L’Spd di Scholz, ieri, si è unita all’appello dei socialisti europei che mettono in guardia la presidente della Commissione, Ursula von der Leyen: non ci sarà l’appoggio del gruppo S&D alla ri-candidatura in caso di un accordo con parte di Ecr, in particolare con Fratelli d’Italia. Qualche giorno fa, S&D, i liberali di Renew, i Verdi e Left si sono impegnati a non accettare «mai una cooperazione né a formare coalizioni con l’estrema destra e partiti radicali a nessun livello». Un impegno che, a livello nazionale, è già caduto per i liberali olandesi che fanno parte di Renew, che sono in avanzata discussione per entrare nel prossimo governo guidato dal partito di Geert Wilders (e minacciati di espulsione dalla presidente del gruppo a Strasburgo, la francese capolista, Valérie Hayer). Macron, dalla Germania, ha ripreso i temi che sta mettendo al centro della (discutibile) campagna per le europee, nella speranza di limitare la sconfitta: la democrazia è «in crisi» a causa della crescita dell’estrema destra e del «fascino dell’autoritarismo» che si diffonde. Le Pen, innervosita per il dibattito tv perso qualche giorno fa dal suo puledro Jordan Bardella contro il primo ministro Gabriel Attal, ha subito reagito: Macron «perde i nervi e il sangue freddo».
GLI EUROPARLAMENTARI di Scholz e Macron potrebbero non votare per Ursula von der Leyen, che ha messo in scena una vicinanza con Giorgia Meloni? Mario Draghi è la carta vincente per uscire dalla crisi, visto che ormai la strada dello spitzenkandidat è esplosa in volo? Le manovre per i top jobs a Bruxelles sono in piena confusione, molte varianti sono in ballo, le coalizioni politiche ma anche la nazionalità e gli equilibri tra le varie cariche in termini di schieramenti. E l’estrema destra contrattacca.

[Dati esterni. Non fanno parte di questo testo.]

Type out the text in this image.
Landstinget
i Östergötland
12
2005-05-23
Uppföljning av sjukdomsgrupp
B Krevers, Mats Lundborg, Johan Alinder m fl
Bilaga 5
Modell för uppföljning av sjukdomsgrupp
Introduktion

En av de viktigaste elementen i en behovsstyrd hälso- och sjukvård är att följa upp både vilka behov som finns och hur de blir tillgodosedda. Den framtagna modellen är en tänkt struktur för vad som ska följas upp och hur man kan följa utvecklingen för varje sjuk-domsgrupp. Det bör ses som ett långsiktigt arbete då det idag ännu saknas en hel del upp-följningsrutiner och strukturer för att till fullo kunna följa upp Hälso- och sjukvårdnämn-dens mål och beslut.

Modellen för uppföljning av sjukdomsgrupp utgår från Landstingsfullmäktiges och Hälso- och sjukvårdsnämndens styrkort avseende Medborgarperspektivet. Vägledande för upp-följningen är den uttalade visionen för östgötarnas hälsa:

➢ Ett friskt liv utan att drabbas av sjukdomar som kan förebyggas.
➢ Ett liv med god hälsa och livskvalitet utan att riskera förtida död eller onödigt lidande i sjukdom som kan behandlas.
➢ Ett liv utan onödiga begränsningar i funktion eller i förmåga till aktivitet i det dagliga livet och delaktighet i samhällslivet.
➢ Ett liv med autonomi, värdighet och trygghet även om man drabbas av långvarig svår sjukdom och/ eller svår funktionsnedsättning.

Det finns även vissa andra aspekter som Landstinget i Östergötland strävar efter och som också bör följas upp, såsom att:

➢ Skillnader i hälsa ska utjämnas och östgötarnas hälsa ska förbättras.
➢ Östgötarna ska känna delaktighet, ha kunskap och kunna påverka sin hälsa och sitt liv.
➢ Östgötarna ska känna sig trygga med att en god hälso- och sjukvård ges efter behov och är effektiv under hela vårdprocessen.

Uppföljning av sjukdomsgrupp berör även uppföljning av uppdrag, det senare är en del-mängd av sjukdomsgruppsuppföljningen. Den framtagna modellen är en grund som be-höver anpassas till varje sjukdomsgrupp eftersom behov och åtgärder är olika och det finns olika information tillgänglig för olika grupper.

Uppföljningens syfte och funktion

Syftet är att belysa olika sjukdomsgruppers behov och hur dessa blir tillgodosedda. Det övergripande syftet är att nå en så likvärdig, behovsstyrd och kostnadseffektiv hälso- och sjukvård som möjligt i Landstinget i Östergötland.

DOPO ANNI di freddezza, Marine Le Pen apre ora a Giorgia Meloni, benché le due leader dell’estrema destra finora appartengano a due gruppi distinti, rispettivamente Id e Ecr. «È il momento di unirsi» ha detto Le Pen in un’intervista al Corriere, «siamo d’accordo sull’essenziale» (benché restino le divisioni, sulla Russia in particolare). Un’eventuale alleanza tra il Rassemblement e Fratelli d’Italia, spianata dalla messa al bando di Afd da Id, potrebbe portare alla costituzione del “secondo gruppo” al Parlamento europeo, dietro al Ppe. «Non dobbiamo perdere l’occasione», dice Le Pen. Ma mette in guardia: Ursula von der Leyen deve capire che «il suo tempo è finito» dopo un «mandato tossico», accusata di cercare di «comprare voti» (con Meloni).
SULLA CARTA, I NUMERI non tornano: ci vogliono 361 voti al parlamento europeo per confermare l’elezione del/la prossimo/a presidente della Commissione. I sondaggi indicano 68 eurodeputati per Id, 71 per Ecr, a cui potrebbero aggiungersi i 17 di Afd (che con l’espulsione da Id potrebbe andare tra i non iscritti), i 12 di Fidesz di Orbán, 165 in tutto, un blocco che cerca l’intesa con il Ppe, che resterà il primo gruppo (le proiezioni danno 174 seggi). A gran danno di Macron, i voti mancanti potrebbero essere trovati da Renew, che è un gruppo fluido, dove i voti sono raramente compatti. Ma i giochi non sono ancora fatti. Anche se ci sono già state varie “prove” di affinità tra estrema destra e Ppe nell’europarlamento uscente, a cominciare dai passi indietro sul Green Deal.